Another adaptation has been to take a long rest stop on rides of more than 30 km (almost 20 miles), to let my CRPS-affected right hand and arm recover from the vibrations of the wheels on the road.
Those long rest stops were the catalyst for my creation of a bike-as-easel set up for watercolour painting, and for my plein-air painting adventures while cycling. With strangers frequently stopping to see what I’m doing, this has become another opportunity for my Art Despite Pain #ArtDespitePain initiative; raising awareness of chronic pain, often through one on one conversations, and encouraging others living with pain to consider creative pursuits as pain-management techniques.
After all, I began learning to draw and paint in 2021 as DIY movement-therapy for my right hand and arm, as brain-plasticity or neuroplasticity training for my MCI, and as a way to distract my brain from pain.

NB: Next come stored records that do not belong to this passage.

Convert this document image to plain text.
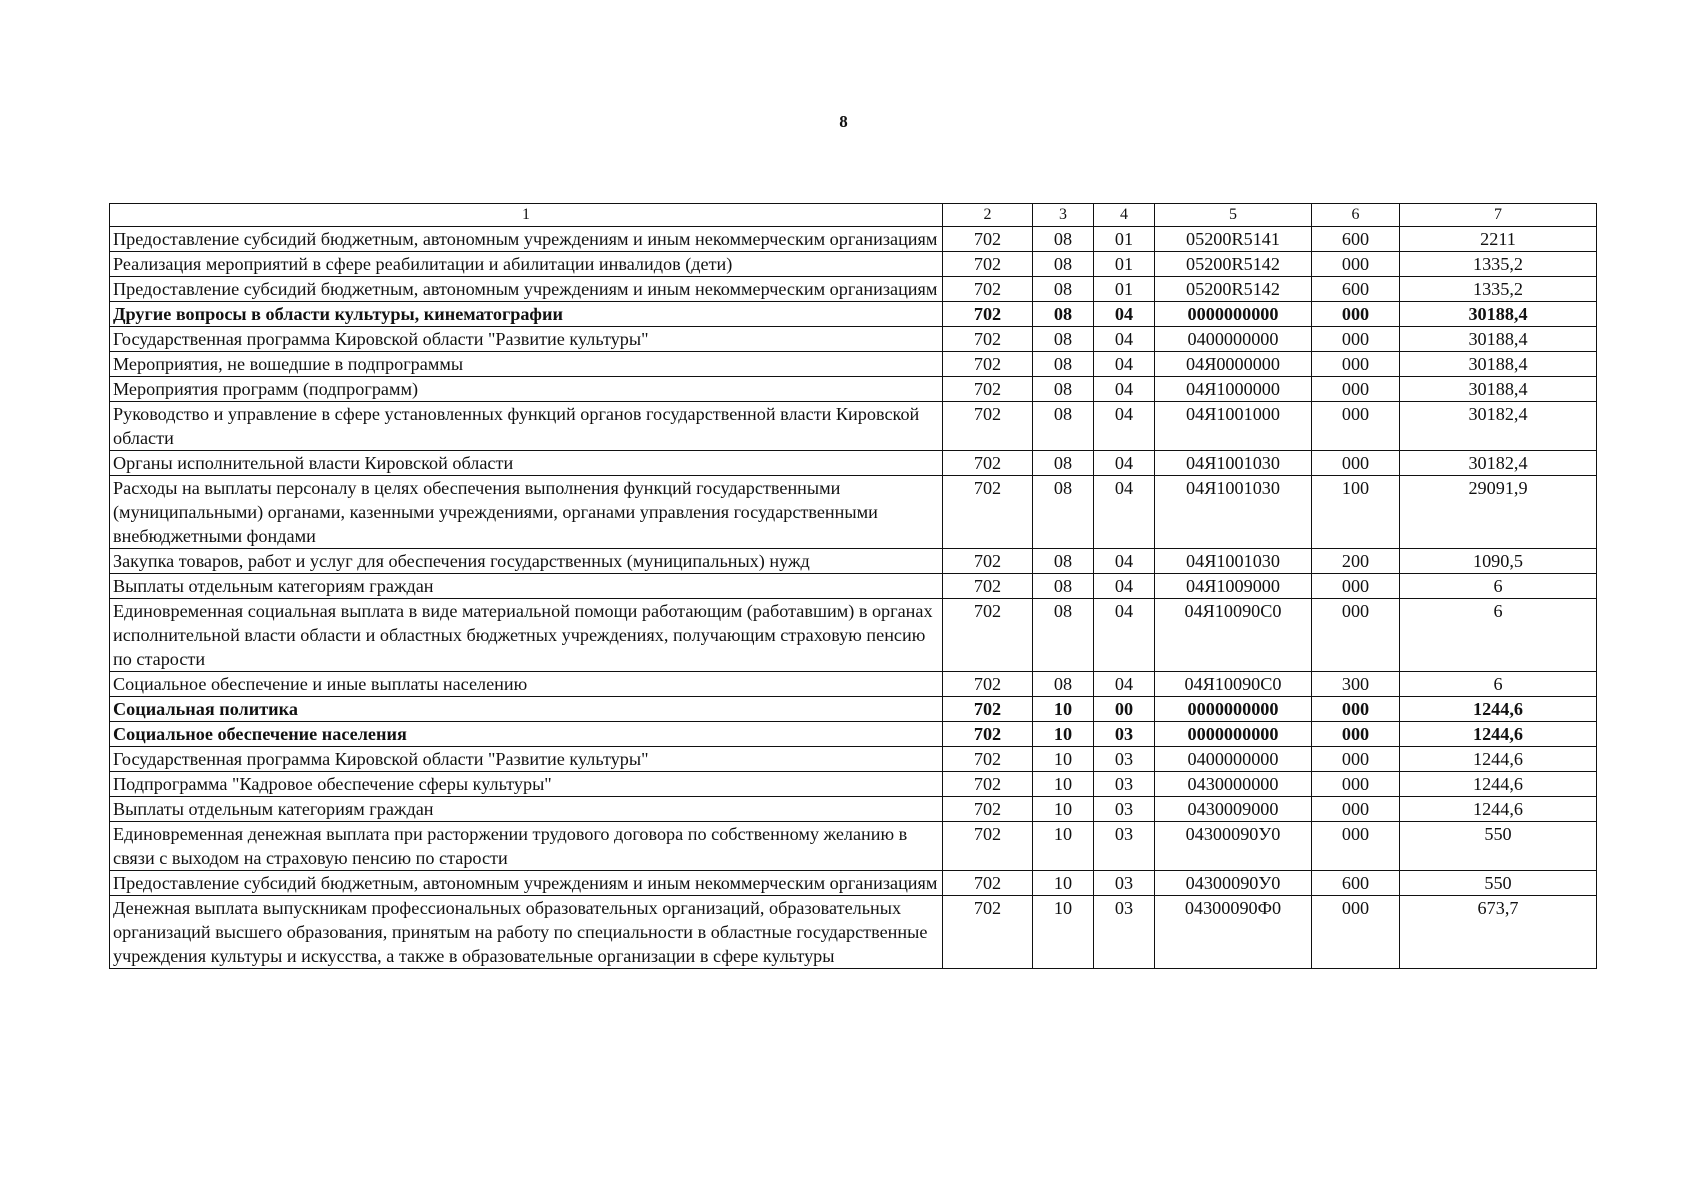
8
1	2	3	4	5	6	7
Предоставление субсидий бюджетным, автономным учреждениям и иным некоммерческим организациям	702	08	01	05200R5141	600	2211
Реализация мероприятий в сфере реабилитации и абилитации инвалидов (дети)	702	08	01	05200R5142	000	1335,2
Предоставление субсидий бюджетным, автономным учреждениям и иным некоммерческим организациям	702	08	01	05200R5142	600	1335,2
Другие вопросы в области культуры, кинематографии	702	08	04	0000000000	000	30188,4
Государственная программа Кировской области "Развитие культуры"	702	08	04	0400000000	000	30188,4
Мероприятия, не вошедшие в подпрограммы	702	08	04	04Я0000000	000	30188,4
Мероприятия программ (подпрограмм)	702	08	04	04Я1000000	000	30188,4
Руководство и управление в сфере установленных функций органов государственной власти Кировской области	702	08	04	04Я1001000	000	30182,4
Органы исполнительной власти Кировской области	702	08	04	04Я1001030	000	30182,4
Расходы на выплаты персоналу в целях обеспечения выполнения функций государственными (муниципальными) органами, казенными учреждениями, органами управления государственными внебюджетными фондами	702	08	04	04Я1001030	100	29091,9
Закупка товаров, работ и услуг для обеспечения государственных (муниципальных) нужд	702	08	04	04Я1001030	200	1090,5
Выплаты отдельным категориям граждан	702	08	04	04Я1009000	000	6
Единовременная социальная выплата в виде материальной помощи работающим (работавшим) в органах исполнительной власти области и областных бюджетных учреждениях, получающим страховую пенсию по старости	702	08	04	04Я10090С0	000	6
Социальное обеспечение и иные выплаты населению	702	08	04	04Я10090С0	300	6
Социальная политика	702	10	00	0000000000	000	1244,6
Социальное обеспечение населения	702	10	03	0000000000	000	1244,6
Государственная программа Кировской области "Развитие культуры"	702	10	03	0400000000	000	1244,6
Подпрограмма "Кадровое обеспечение сферы культуры"	702	10	03	0430000000	000	1244,6
Выплаты отдельным категориям граждан	702	10	03	0430009000	000	1244,6
Единовременная денежная выплата при расторжении трудового договора по собственному желанию в связи с выходом на страховую пенсию по старости	702	10	03	04300090У0	000	550
Предоставление субсидий бюджетным, автономным учреждениям и иным некоммерческим организациям	702	10	03	04300090У0	600	550
Денежная выплата выпускникам профессиональных образовательных организаций, образовательных организаций высшего образования, принятым на работу по специальности в областные государственные учреждения культуры и искусства, а также в образовательные организации в сфере культуры	702	10	03	04300090Ф0	000	673,7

The image below is the Exhibition Introduction, which will hang beside my paintings, focusing on this second goal of the exhibition.
“Watercolours on Two Wheels” will be presented April 15 through June 21, 2024, in the The MCLL Lounge at McGill University in Montréal. The MCLL is the McGill Community for Lifelong Learning, housed in the University’s School of Continuing Studies across the street from the main campus. The exhibition will be open Mondays through Thursdays from 0900 to 1700 and on Fridays from 0900 to 1500, at 680 Sherbrooke Street West, Suite 229.